Cloud-based deployment models are expected to capture roughly 50% of India’s data center market in 2026 as enterprises rapidly shift workloads to scalable environments. Large enterprises drive 60% of demand and require extensive infrastructure for AI applications across banking, telecom, and e-commerce. However, as we have shown in our analysis of India’s data center transmission problem, power transmission and grid infrastructure constrain this demand rather than capital or intent.

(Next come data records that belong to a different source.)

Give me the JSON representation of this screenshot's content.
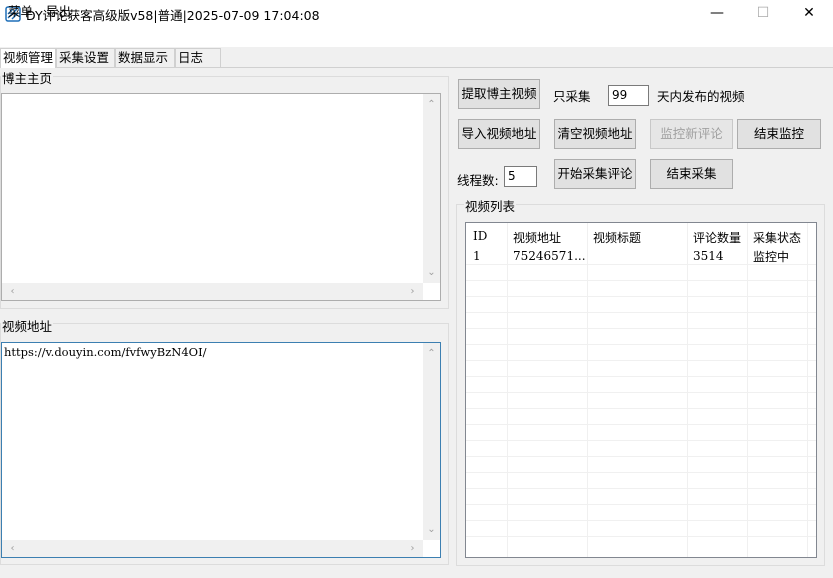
{
  "window": {
    "title": "DY评论获客高级版v58|普通|2025-07-09 17:04:08",
    "minimize": "—",
    "maximize": "☐",
    "close": "✕"
  },
  "menu": {
    "items": [
      "菜单",
      "导出"
    ]
  },
  "tabs": [
    "视频管理",
    "采集设置",
    "数据显示",
    "日志"
  ],
  "active_tab": "视频管理",
  "blogger_home": {
    "label": "博主主页",
    "value": ""
  },
  "video_url": {
    "label": "视频地址",
    "value": "https://v.douyin.com/fvfwyBzN4OI/"
  },
  "controls": {
    "fetch_blogger_videos": "提取博主视频",
    "only_collect_prefix": "只采集",
    "days_value": "99",
    "days_suffix": "天内发布的视频",
    "import_video_url": "导入视频地址",
    "clear_video_url": "清空视频地址",
    "monitor_new_comments": "监控新评论",
    "stop_monitoring": "结束监控",
    "threads_label": "线程数:",
    "threads_value": "5",
    "start_collect_comments": "开始采集评论",
    "stop_collect": "结束采集"
  },
  "video_list": {
    "label": "视频列表",
    "columns": [
      "ID",
      "视频地址",
      "视频标题",
      "评论数量",
      "采集状态"
    ],
    "rows": [
      {
        "id": "1",
        "url": "75246571...",
        "title": "",
        "comments": "3514",
        "status": "监控中"
      }
    ]
  }
}
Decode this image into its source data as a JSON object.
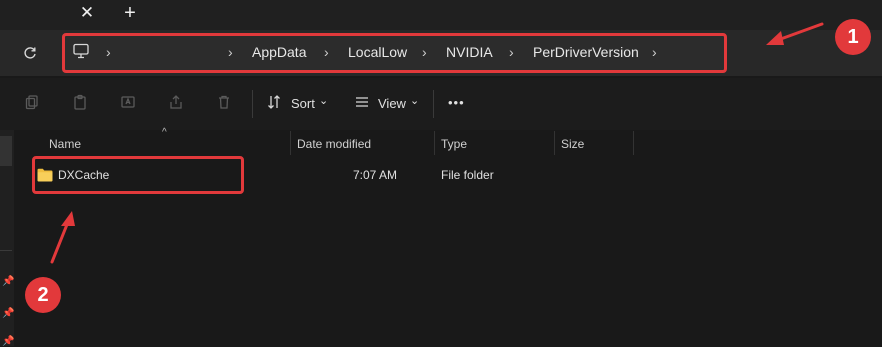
{
  "tab": {
    "close_icon": "close-icon",
    "new_tab": "+"
  },
  "address": {
    "chevron": "›",
    "crumbs": [
      "AppData",
      "LocalLow",
      "NVIDIA",
      "PerDriverVersion"
    ]
  },
  "toolbar": {
    "sort_label": "Sort",
    "view_label": "View",
    "more_label": "•••",
    "caret": "⌄"
  },
  "columns": {
    "name": "Name",
    "date": "Date modified",
    "type": "Type",
    "size": "Size"
  },
  "rows": [
    {
      "name": "DXCache",
      "date": "7:07 AM",
      "type": "File folder",
      "size": ""
    }
  ],
  "annotations": {
    "badge1": "1",
    "badge2": "2",
    "color": "#e2393b"
  }
}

State-level policy, renewable energy procurement, and behind-the-meter generation are now addressing that constraint and making previously limited markets viable for hyperscale development. Additionally, our coverage of why India’s data center boom is an execution problem shows that delivery timelines, not announcement volumes, will determine how much of this capacity actually materialises.

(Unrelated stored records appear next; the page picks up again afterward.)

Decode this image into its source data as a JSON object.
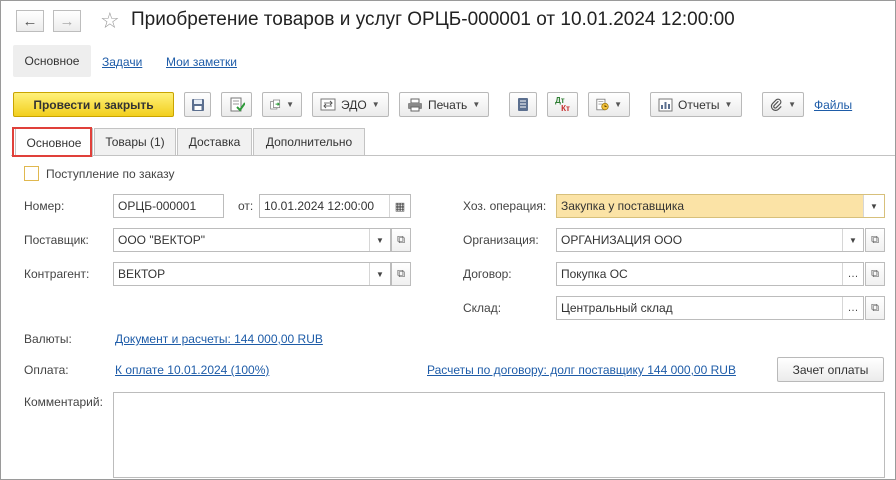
{
  "window": {
    "title": "Приобретение товаров и услуг ОРЦБ-000001 от 10.01.2024 12:00:00"
  },
  "nav": {
    "back": "←",
    "forward": "→",
    "star": "☆",
    "main": "Основное",
    "tasks": "Задачи",
    "notes": "Мои заметки"
  },
  "toolbar": {
    "post_close": "Провести и закрыть",
    "edo": "ЭДО",
    "print": "Печать",
    "reports": "Отчеты",
    "files": "Файлы",
    "dtkt_dt": "Дт",
    "dtkt_kt": "Кт"
  },
  "tabs": [
    {
      "label": "Основное"
    },
    {
      "label": "Товары (1)"
    },
    {
      "label": "Доставка"
    },
    {
      "label": "Дополнительно"
    }
  ],
  "form": {
    "by_order_label": "Поступление по заказу",
    "number_label": "Номер:",
    "number_value": "ОРЦБ-000001",
    "date_label": "от:",
    "date_value": "10.01.2024 12:00:00",
    "supplier_label": "Поставщик:",
    "supplier_value": "ООО \"ВЕКТОР\"",
    "counterparty_label": "Контрагент:",
    "counterparty_value": "ВЕКТОР",
    "operation_label": "Хоз. операция:",
    "operation_value": "Закупка у поставщика",
    "org_label": "Организация:",
    "org_value": "ОРГАНИЗАЦИЯ ООО",
    "contract_label": "Договор:",
    "contract_value": "Покупка ОС",
    "warehouse_label": "Склад:",
    "warehouse_value": "Центральный склад",
    "currency_label": "Валюты:",
    "currency_link": "Документ и расчеты: 144 000,00 RUB",
    "payment_label": "Оплата:",
    "payment_link": "К оплате 10.01.2024 (100%)",
    "settlement_link": "Расчеты по договору: долг поставщику 144 000,00 RUB",
    "offset_button": "Зачет оплаты",
    "comment_label": "Комментарий:",
    "comment_value": ""
  },
  "colors": {
    "primary_button": "#f2cf1e",
    "highlight_box": "#e0403a",
    "link": "#1e5ca8",
    "operation_field": "#fbe3a6"
  }
}
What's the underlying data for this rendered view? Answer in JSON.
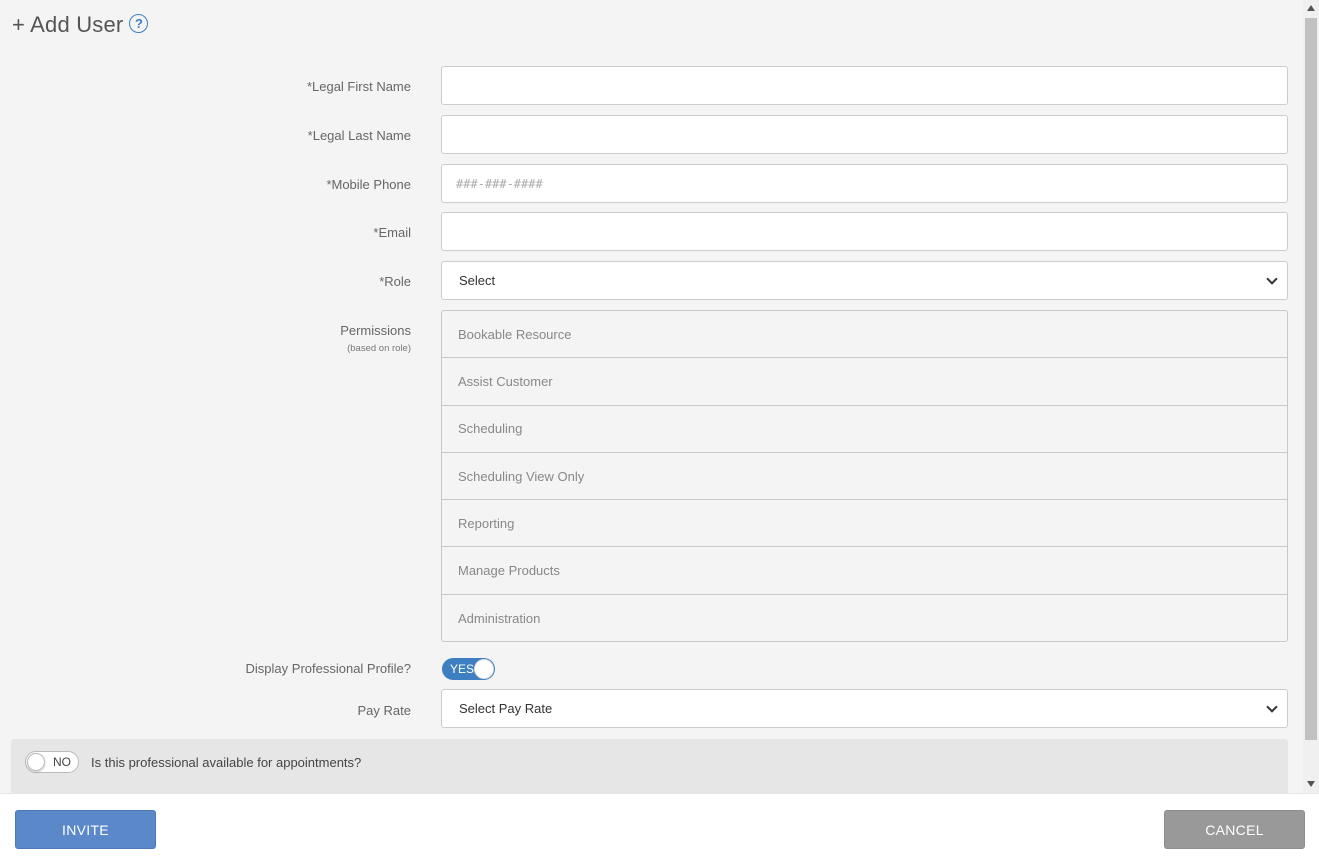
{
  "header": {
    "title": "+ Add User",
    "help_icon": "question-circle-icon"
  },
  "form": {
    "first_name": {
      "label": "*Legal First Name",
      "value": ""
    },
    "last_name": {
      "label": "*Legal Last Name",
      "value": ""
    },
    "mobile_phone": {
      "label": "*Mobile Phone",
      "placeholder": "###-###-####",
      "value": ""
    },
    "email": {
      "label": "*Email",
      "value": ""
    },
    "role": {
      "label": "*Role",
      "selected": "Select"
    },
    "permissions": {
      "label": "Permissions",
      "sublabel": "(based on role)",
      "items": [
        "Bookable Resource",
        "Assist Customer",
        "Scheduling",
        "Scheduling View Only",
        "Reporting",
        "Manage Products",
        "Administration"
      ]
    },
    "display_profile": {
      "label": "Display Professional Profile?",
      "toggle_text": "YES",
      "on": true
    },
    "pay_rate": {
      "label": "Pay Rate",
      "selected": "Select Pay Rate"
    },
    "availability": {
      "toggle_text": "NO",
      "on": false,
      "question": "Is this professional available for appointments?"
    }
  },
  "footer": {
    "invite_label": "INVITE",
    "cancel_label": "CANCEL"
  },
  "colors": {
    "accent": "#3d7fc1",
    "invite_button": "#5b88c8",
    "cancel_button": "#999999"
  }
}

The Cities Shaping the Next Phase
Mumbai remains the dominant market with approximately 41% of total installed capacity among India’s top seven cities. However, the next phase of growth is redistributing across a broader set of markets driven by land cost, power availability, and renewable energy access. Bengaluru shows the highest forecast growth rate at a compound annual rate of nearly 24%, supported by low renewable tariffs and multiple hyperscale projects. Chennai anchors five active submarine cable systems and is emerging as the connectivity hub for latency-sensitive workloads. Hyderabad is attracting AI-focused campus development including CtrlS’s immersion-cooled AI Mega Campus and Oracle’s dual-region infrastructure plan.
The emergence of Tier 2 markets represents a further evolution of India’s data center geography. Gujarat, powered by Reliance’s 3 gigawatt campus entering phased commissioning from 2026, is becoming a significant incremental contributor. Andhra Pradesh’s Data Centre Policy explicitly targets 200 megawatts of additional capacity with land allotment and fiscal support. These markets offer the power availability, land scale, and renewable energy access that primary metros are increasingly unable to provide at commercially viable cost.

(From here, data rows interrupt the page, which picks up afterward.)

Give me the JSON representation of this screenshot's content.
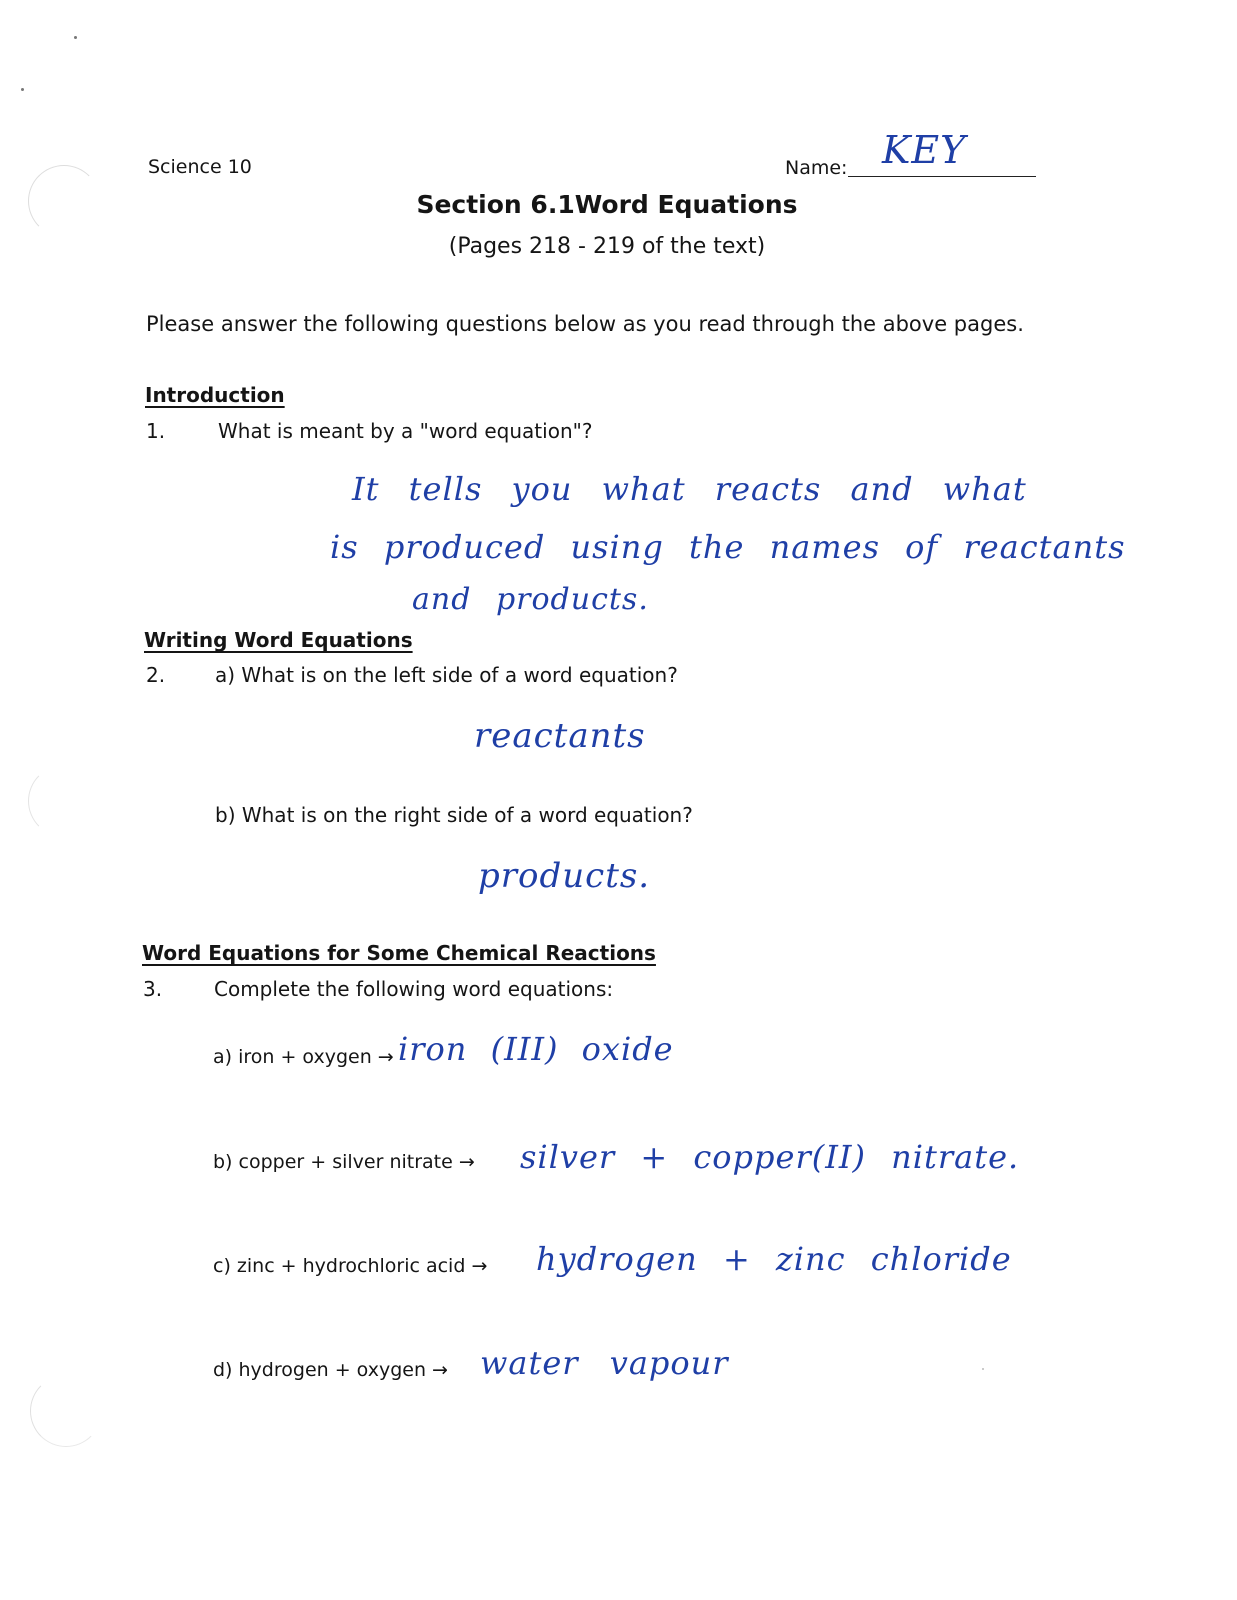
{
  "header": {
    "course": "Science 10",
    "name_label": "Name:",
    "name_value": "KEY",
    "title": "Section 6.1Word Equations",
    "subtitle": "(Pages 218 - 219 of the text)"
  },
  "instructions": "Please answer the following questions below as you read through the above pages.",
  "sections": [
    {
      "heading": "Introduction",
      "questions": [
        {
          "number": "1.",
          "text": "What is meant by a \"word equation\"?",
          "answer_lines": [
            "It tells you what reacts and what",
            "is produced using the names of reactants",
            "and products."
          ]
        }
      ]
    },
    {
      "heading": "Writing Word Equations",
      "questions": [
        {
          "number": "2.",
          "parts": [
            {
              "text": "a) What is on the left side of a word equation?",
              "answer": "reactants"
            },
            {
              "text": "b) What is on the right side of a word equation?",
              "answer": "products."
            }
          ]
        }
      ]
    },
    {
      "heading": "Word Equations for Some Chemical Reactions",
      "questions": [
        {
          "number": "3.",
          "text": "Complete the following word equations:",
          "equations": [
            {
              "prompt": "a) iron + oxygen →",
              "answer": "iron (III) oxide"
            },
            {
              "prompt": "b) copper + silver nitrate →",
              "answer": "silver + copper(II) nitrate."
            },
            {
              "prompt": "c) zinc + hydrochloric acid →",
              "answer": "hydrogen + zinc chloride"
            },
            {
              "prompt": "d) hydrogen + oxygen →",
              "answer": "water vapour"
            }
          ]
        }
      ]
    }
  ],
  "colors": {
    "ink_handwriting": "#1f3fa6",
    "print_text": "#151515"
  }
}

Furthermore, construction costs in India average around $6.64 per watt in Mumbai, which is 30 to 40% below comparable markets in the US and China. That structural cost advantage is durable and is one of the primary reasons global operators are treating India not just as a market to serve but as a strategic infrastructure base to build for the long term. As our analysis of how sovereign wealth funds are reshaping AI infrastructure investment showed, the patient capital backing these India bets is making multi-decade infrastructure commitments that short-cycle investors cannot match.